Since the Poincaré model depicts angles like they were Euclidean angles, one can easily tell that the triangle $HFO$ is not congruent with the triangles $EFH$ and $FKO$.
Whose property is that then? Is it that of the triangles or that of space (the axiom system)?
It has to be obvious now that the space (the axiom system describing a geometry) has properties that are not related to the properties of the shapes; so to speak, they are above (meta to) of the properties of the shapes.

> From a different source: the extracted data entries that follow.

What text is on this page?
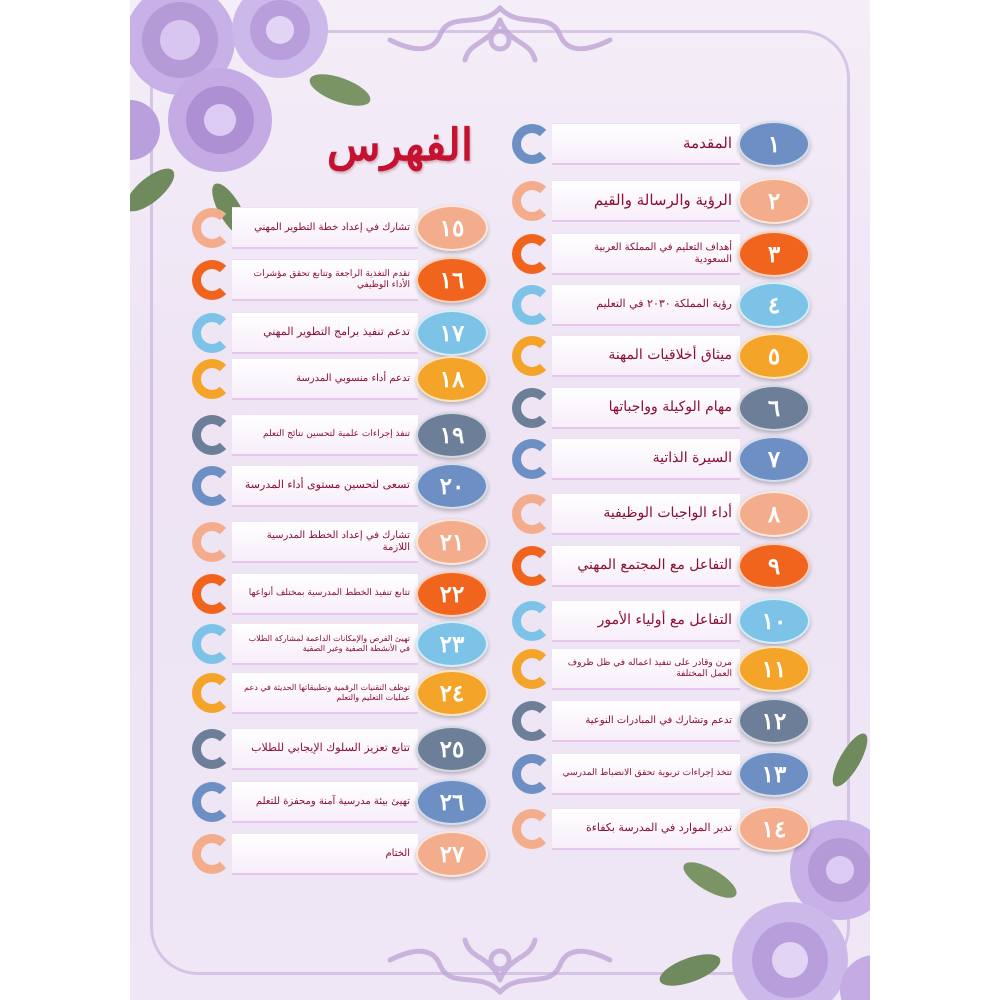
الفهرس	المقدمة	١
الرؤية والرسالة والقيم	٢
أهداف التعليم في المملكة العربية السعودية	٣
رؤية المملكة ٢٠٣٠ في التعليم	٤
ميثاق أخلاقيات المهنة	٥
مهام الوكيلة وواجباتها	٦
السيرة الذاتية	٧
أداء الواجبات الوظيفية	٨
التفاعل مع المجتمع المهني	٩
التفاعل مع أولياء الأمور	١٠
مرن وقادر على تنفيذ اعماله في ظل ظروف العمل المختلفة	١١
تدعم وتشارك في المبادرات النوعية	١٢
تتخذ إجراءات تربوية تحقق الانضباط المدرسي	١٣
تدير الموارد في المدرسة بكفاءة	١٤
تشارك في إعداد خطة التطوير المهني	١٥
تقدم التغذية الراجعة وتتابع تحقق مؤشرات الأداء الوظيفي	١٦
تدعم تنفيذ برامج التطوير المهني	١٧
تدعم أداء منسوبي المدرسة	١٨
تنفذ إجراءات علمية لتحسين نتائج التعلم	١٩
تسعى لتحسين مستوى أداء المدرسة	٢٠
تشارك في إعداد الخطط المدرسية اللازمة	٢١
تتابع تنفيذ الخطط المدرسية بمختلف أنواعها	٢٢
تهيئ الفرص والإمكانات الداعمة لمشاركة الطلاب في الأنشطة الصفية وغير الصفية	٢٣
توظف التقنيات الرقمية وتطبيقاتها الحديثة في دعم عمليات التعليم والتعلم	٢٤
تتابع تعزيز السلوك الإيجابي للطلاب	٢٥
تهيئ بيئة مدرسية آمنة ومحفزة للتعلم	٢٦
الختام	٢٧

To answer the last question "what is space?". The answer is: The space is the axiom system describing the relations of the undefined basic concepts (point, straight line, congruency, etc.)
EDIT
So far, we have been talking about geometry as a branch of mathematics. It is interesting to see what does this branch of mathematics has to do with physical reality. First of all, we have to identify the "undefined concepts" of geometry as some physical objects. Such a basic undefined concept in geometry is the "straights line". One possible interpretation of that concept is "the light beam". Far away from massive objects, as very good approximation: the light beam behaves as if it was an Euclidean object. However, near to large massive and moving objects the light beams do not behave like Euclidean objects. They are bent... When we say "bent", we act like we knew what "unbent" would be like. We do not have any object in the real space compared to which light beams are bent.  The light beams are the "straights" -- by definition. Why do we say then that they are bent? Because: we have a strong desire to see the space as a space with Euclidean features; in which space there are unruly objects like the light beams. But it is impossible to build an universal reference frame in which Euclidean objects exist and to which physical straights could be compared. This is why, doing math is much easier than doing physics.